Planning. What's it all about then?
Could you answer the question, 'What should our brand do next?'
Since merging The Real Adventure and EMO to create Prophecy Unlimited, we’ve been mulling over how we planners define ourselves and our role in the agency. We’ve dug out our old Stephen King papers, we’ve gone back to the time we interviewed Jon Steel, we’ve even ploughed through the several billion SlideShare decks on the subject, but no snappy definition has stuck.
We’d hit a wall and we asked ourselves, 'What should we do next?' And it clicked.
We’re the folk who help brands figure out what to do next. We’re the experts at sourcing the right information, filtering it down to killer insights and coming up with a battle plan. (Of course, then all the really smart people get involved and turn it into something, tangible or digital.)
Plenty of people think they can do this. They’ve got the latest Cannes case studies. They know all the latest buzzwords. They’ve got their PPE. They’re convinced about the importance of brand purpose for any and every brand (or is it porpoise?). They’re not interested in numbers or effectiveness, dude, they can just observe from coffee shops in Soho. They’ve had thoughts, y’know?
Well, we like thoughts, but we’re mainly interested in facts.
Genuine human insights.
Effective brand experiences.
Our planners start with what they know. Then, and only then, do they get to what they think. Why shouldn’t they? The surge in available data has meant the traditional (and oft-abused) role of Planning to look for observable human behaviours has shifted to a focus on quantified human behaviour. This isn’t about marketing tracking or direct marketing, this is about being able to back up your hypothesis about consumers, business and psychology with data and facts. For the first time, being interesting and being right aren’t mutually exclusive.
Which leaves us with a nice problem to have. The approach is proving to be a success and as we gain new clients they increase the demands on the team. We’re looking to build the team – we need more planners.
Think you could help us? Think you can help brands answer the question, ‘What should we do next?’ If so, we’ve got some great roles available across the entire range of Planning experience levels; if you see anything you like get in touch. Alternatively, if you just want to have a chat (or even an argument), pop in and see us at our Bristol office or tap me up on Twitter.
- Planning Directors
- Planners / Senior Planners
- Comms Planners / Senior Comms Planners
- Planning Executives
The Planning team
We’re currently a team of six (with requirements for many more), sitting within the wider Strategy Department alongside Performance Planning, Data Planning and Insight & Analytics. We’re the agency specialists in the areas of consumer psychology, advertising and marketing, data analytics, customer acquisition and retention, brand engagement, e-commerce and marketing effectiveness.
The Planning team works across the agency to develop brand and communication strategies and design innovative solutions, tools and campaigns to support a variety of challenges across business sectors.
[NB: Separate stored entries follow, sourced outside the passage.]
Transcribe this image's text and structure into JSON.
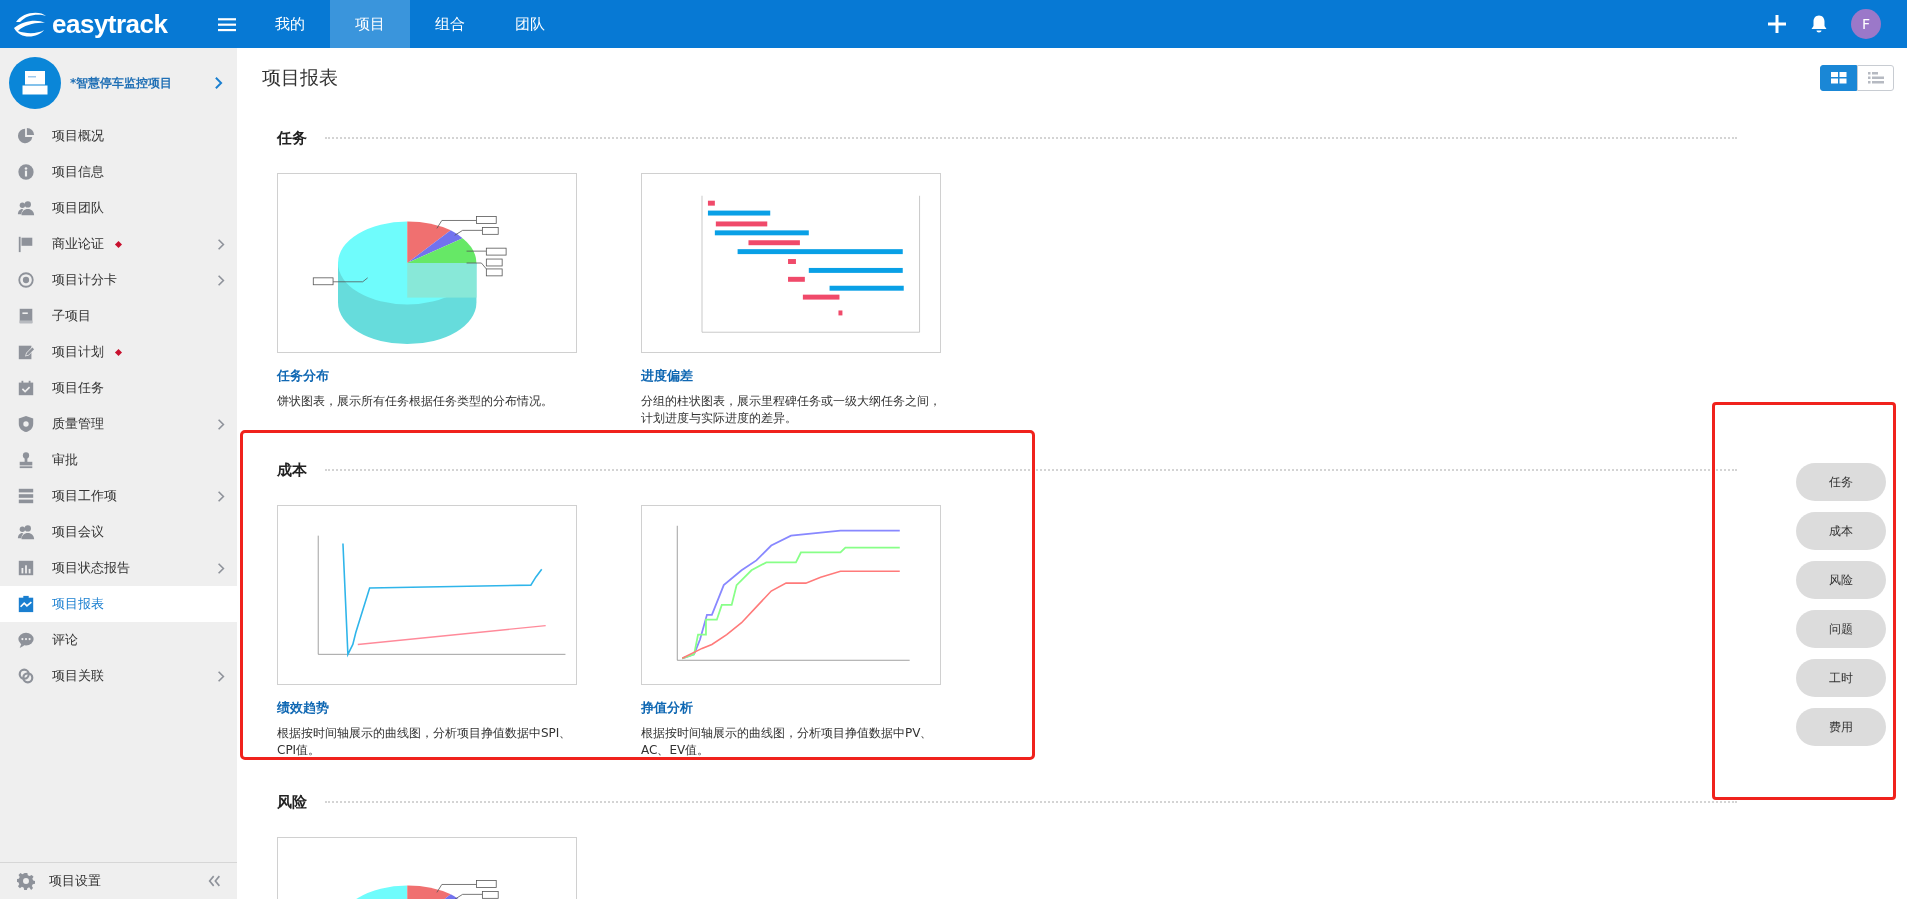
{
  "topbar": {
    "logo": "easytrack",
    "nav": [
      {
        "label": "我的",
        "selected": false
      },
      {
        "label": "项目",
        "selected": true
      },
      {
        "label": "组合",
        "selected": false
      },
      {
        "label": "团队",
        "selected": false
      }
    ],
    "avatar": "F"
  },
  "sidebar": {
    "project": "*智慧停车监控项目",
    "items": [
      {
        "label": "项目概况",
        "has_children": false,
        "flagged": false,
        "selected": false
      },
      {
        "label": "项目信息",
        "has_children": false,
        "flagged": false,
        "selected": false
      },
      {
        "label": "项目团队",
        "has_children": false,
        "flagged": false,
        "selected": false
      },
      {
        "label": "商业论证",
        "has_children": true,
        "flagged": true,
        "selected": false
      },
      {
        "label": "项目计分卡",
        "has_children": true,
        "flagged": false,
        "selected": false
      },
      {
        "label": "子项目",
        "has_children": false,
        "flagged": false,
        "selected": false
      },
      {
        "label": "项目计划",
        "has_children": false,
        "flagged": true,
        "selected": false
      },
      {
        "label": "项目任务",
        "has_children": false,
        "flagged": false,
        "selected": false
      },
      {
        "label": "质量管理",
        "has_children": true,
        "flagged": false,
        "selected": false
      },
      {
        "label": "审批",
        "has_children": false,
        "flagged": false,
        "selected": false
      },
      {
        "label": "项目工作项",
        "has_children": true,
        "flagged": false,
        "selected": false
      },
      {
        "label": "项目会议",
        "has_children": false,
        "flagged": false,
        "selected": false
      },
      {
        "label": "项目状态报告",
        "has_children": true,
        "flagged": false,
        "selected": false
      },
      {
        "label": "项目报表",
        "has_children": false,
        "flagged": false,
        "selected": true
      },
      {
        "label": "评论",
        "has_children": false,
        "flagged": false,
        "selected": false
      },
      {
        "label": "项目关联",
        "has_children": true,
        "flagged": false,
        "selected": false
      }
    ],
    "footer": "项目设置"
  },
  "page": {
    "title": "项目报表",
    "view_modes": [
      {
        "kind": "grid",
        "selected": true
      },
      {
        "kind": "list",
        "selected": false
      }
    ]
  },
  "sections": [
    {
      "title": "任务",
      "highlighted": false,
      "cards": [
        {
          "kind": "pie",
          "title": "任务分布",
          "description": "饼状图表，展示所有任务根据任务类型的分布情况。"
        },
        {
          "kind": "gantt",
          "title": "进度偏差",
          "description": "分组的柱状图表，展示里程碑任务或一级大纲任务之间，计划进度与实际进度的差异。"
        }
      ]
    },
    {
      "title": "成本",
      "highlighted": true,
      "cards": [
        {
          "kind": "trend",
          "title": "绩效趋势",
          "description": "根据按时间轴展示的曲线图，分析项目挣值数据中SPI、CPI值。"
        },
        {
          "kind": "curve",
          "title": "挣值分析",
          "description": "根据按时间轴展示的曲线图，分析项目挣值数据中PV、AC、EV值。"
        }
      ]
    },
    {
      "title": "风险",
      "highlighted": false,
      "cards": [
        {
          "kind": "pie"
        }
      ]
    }
  ],
  "quick_nav": {
    "highlighted": true,
    "items": [
      "任务",
      "成本",
      "风险",
      "问题",
      "工时",
      "费用"
    ]
  }
}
We’re mainly responsible for planning integrated online and offline communications across all customer touchpoints, from cold prospecting to long term retention, as well as research and evaluation.
The Planning team works across most of the agencies clients, with emphasis on:
- Cow & Gate
- Rolls Royce
We’re based in central Bristol, right next to the main train station, so you can either enjoy a city-life or commute from a beach-town, the Cotswolds or Wales among other places.
Described as ‘a small city that feels like a big city’, Bristol has been named as the UK’s most desirable location in The Sunday Times Best Places to Live Guide 2017. It was praised for being ‘handily placed for seaside and scenery’ but ‘hardly cut off’.
Not content with being just best in the UK, Bristol has been named as one of the top ten cities worldwide by Forever Sports magazine, ranking alongside the likes of Tokyo, Amsterdam, Berlin and Barcelona. Living in Bristol is ‘on a par with life in New York or Melbourne’.